摩天楼オペラ/「Justice」レビュー
ヘビーメタル、ハードロックアルバムレビュー
ヘビーメタル、ハードロックアルバムレビュー
-2012-

「Justice」摩天楼オペラ ジャケット画像

「Justice」
摩天楼オペラ

12.3.7release




▼収録曲
1.Justice
2.濡らした唇でキスをして
3.落とし穴の底はこんな世界
4.Helios
5.IMPERIAL RIOT
6.Mermaid
7.21mg
8.AGE
9.Just Be Myself
10.アポトーシス
11.ニューシネマパラダイス
12.絆 -full chorus-
bonus track
13.Designer Baby

 ネオクラシカル・ギター、シンフォニック・メタルのエレメントをフィーチャーした摩天楼オペラ、メジャーデビュー後初のフルアルバム『Justice』!



 某HR/HMラジオ番組でもパワープッシュしていたため既にご存知のメタルファンも多いであろう、摩天楼オペラの1stフルレンス。いわゆるヴィジュアル系のシーンで活躍する彼らだが、インタビューでも語っているとおりメンバー全員ヘヴィ・メタルのバックグラウンドを持っており、そのサウンドの端々には“ならでは”のエッセンスやグルーヴが感じとれる。特に気の利いたフレーズが随所に飛び出す楽器隊のプレイは、メタル・ファンを間違いなく楽しませてくれるセンスとテクニックを持っている。

 社会へ向けたメッセージ性のある歌詞は日本詞であり、シンガーの歌唱もいわゆるメタル系のソレとは異なる。ただし、彼自身も来日公演に足を運ぶほどANGRAやAVANTASIAがお気に入りで、歌唱法にV系ならではの粘着度があるものの広いレンジを使った多彩な表現をしていること、そして良い意味で日本人流のメロディーセンスにより摩天楼オペラのメインカラーを彩っていることをまずは記しておこう。
 そして注目はバックのプレイが非常に凝っている点。しかもそのセンスやテクニックの確かさからは、しっかりメタル魂を宿したミュージシャン達の集合体であることを実証している。“隙あらば”の如く繰り出されるネオクラシカルな速弾きはYngwie Malmsteen直系であることを隠さず、またその正確性、フレーズセンスは共に欧州の若手ギタリスト達に勝る。屋台骨を形成するリズム隊は、楽曲に重量感を与えるのに加え、随所のテクニカルなフレーズで楽曲を盛りたてる。そしてそれらを包みあげるシンセはまさにNIGHTWISHなどのシンフォニック・メタルに倣ったもの。独特の壮大感と悲壮感を創り上げているのが最大の特徴だ。

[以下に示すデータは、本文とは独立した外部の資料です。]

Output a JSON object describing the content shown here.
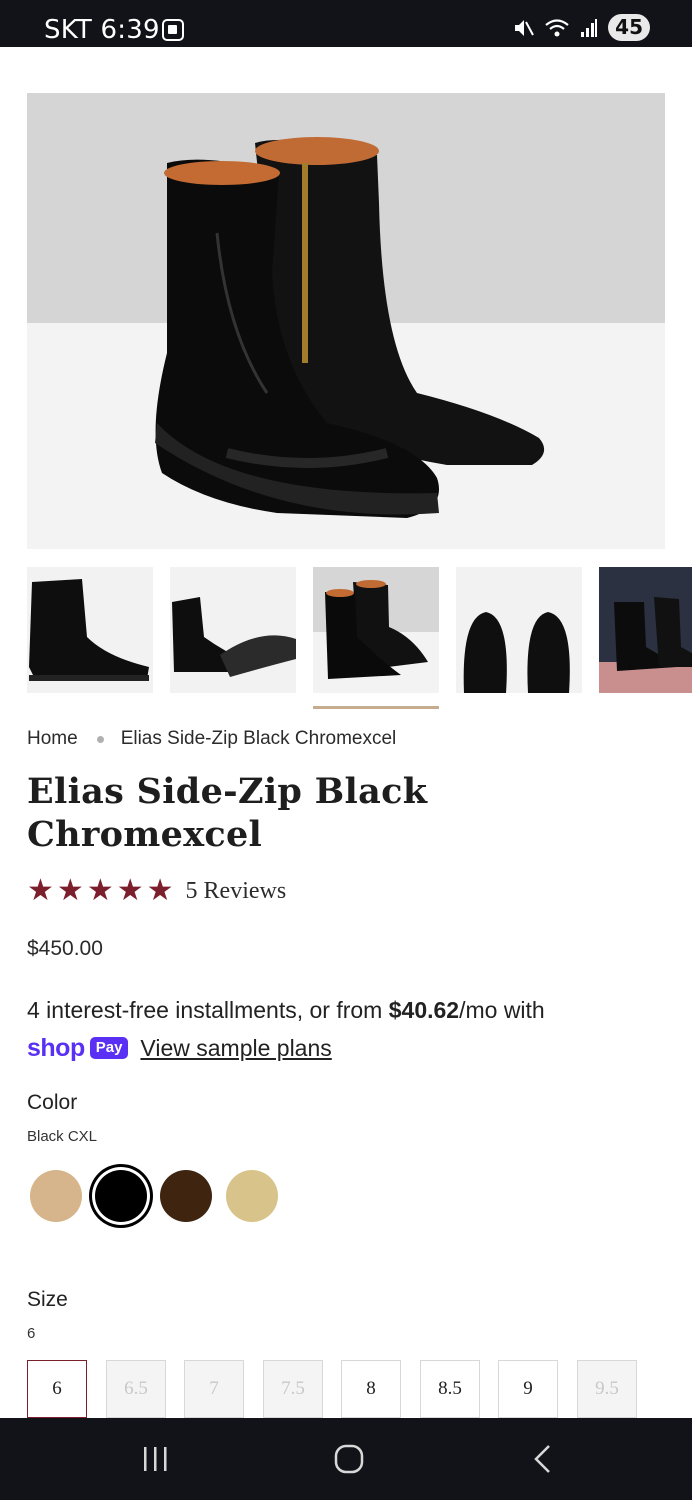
{
  "status_bar": {
    "carrier": "SKT",
    "time": "6:39",
    "battery": "45"
  },
  "breadcrumb": {
    "home": "Home",
    "current": "Elias Side-Zip Black Chromexcel"
  },
  "product": {
    "title": "Elias Side-Zip Black Chromexcel",
    "rating_stars": 5,
    "reviews": "5 Reviews",
    "price": "$450.00"
  },
  "installments": {
    "text_before": "4 interest-free installments, or from ",
    "amount": "$40.62",
    "text_after": "/mo with",
    "shop_logo": "shop",
    "pay_badge": "Pay",
    "link": "View sample plans"
  },
  "color": {
    "label": "Color",
    "selected": "Black CXL",
    "swatches": [
      {
        "color": "#d6b58c",
        "selected": false
      },
      {
        "color": "#000000",
        "selected": true
      },
      {
        "color": "#3f2410",
        "selected": false
      },
      {
        "color": "#d8c38a",
        "selected": false
      }
    ]
  },
  "size": {
    "label": "Size",
    "selected": "6",
    "options": [
      {
        "label": "6",
        "state": "selected"
      },
      {
        "label": "6.5",
        "state": "disabled"
      },
      {
        "label": "7",
        "state": "disabled"
      },
      {
        "label": "7.5",
        "state": "disabled"
      },
      {
        "label": "8",
        "state": "available"
      },
      {
        "label": "8.5",
        "state": "available"
      },
      {
        "label": "9",
        "state": "available"
      },
      {
        "label": "9.5",
        "state": "disabled"
      }
    ]
  },
  "thumbnails": {
    "count": 5,
    "active_index": 2
  },
  "icons": {
    "status": [
      "screenshot-icon",
      "mute-icon",
      "wifi-icon",
      "signal-icon"
    ],
    "nav": [
      "recent-apps-icon",
      "home-icon",
      "back-icon"
    ]
  }
}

 ストリングスアレンジとメタリックなアグレッションが相まって摩天楼オペラ固有のスリルを生む「落とし穴の底はこんな世界」、ヘヴィなメインリフに対比する哀愁のメロディーと透明感のあるシンセにより悲壮感を創り上げる「Helios」は、さすがシングルカットされるだけの秀曲。一転、80'sメタル風のグルーヴをも内奥しつつ、バンド全員が膝を付け合せて行なうという、時にプログレッシブであるも理に適ったアレンジにより聴けば聴くほど旨みの出てくる楽曲が配されている。
 そんな中、様式美/ネオクラ系のギター満載、タッピングを交え飛び出すテクニカルなベース、ウリ・カッシュの如く両手両足を駆使したドラミングが高揚感を生むスピードチューン「アポトーシス」は、メロスピ・ファン必聴のキラーチューンであり、メタル・ファンはまずこの楽曲を聴いて欲しいと思う。

 メジャーシーンで活躍するだけあり、楽曲/メロディーのクオリティーは当然ながら申し分ない。ただ、摩天楼オペラが他のアーティストと異なる点は、結束力のあるバンドならではの構築美が各曲に刻まれていることだ。その分、一聴した“分かり難さ”は確かにあるかもしれないが、メンバー全員が楽しんで音楽をプレイし楽曲を構築している姿がサウンドに映し出されている。シーンの中で長く愛されるバンドがそうであるように、バンド5人が同じ目線で同じ方向を見ている理想の形が摩天楼オペラでは育まれている。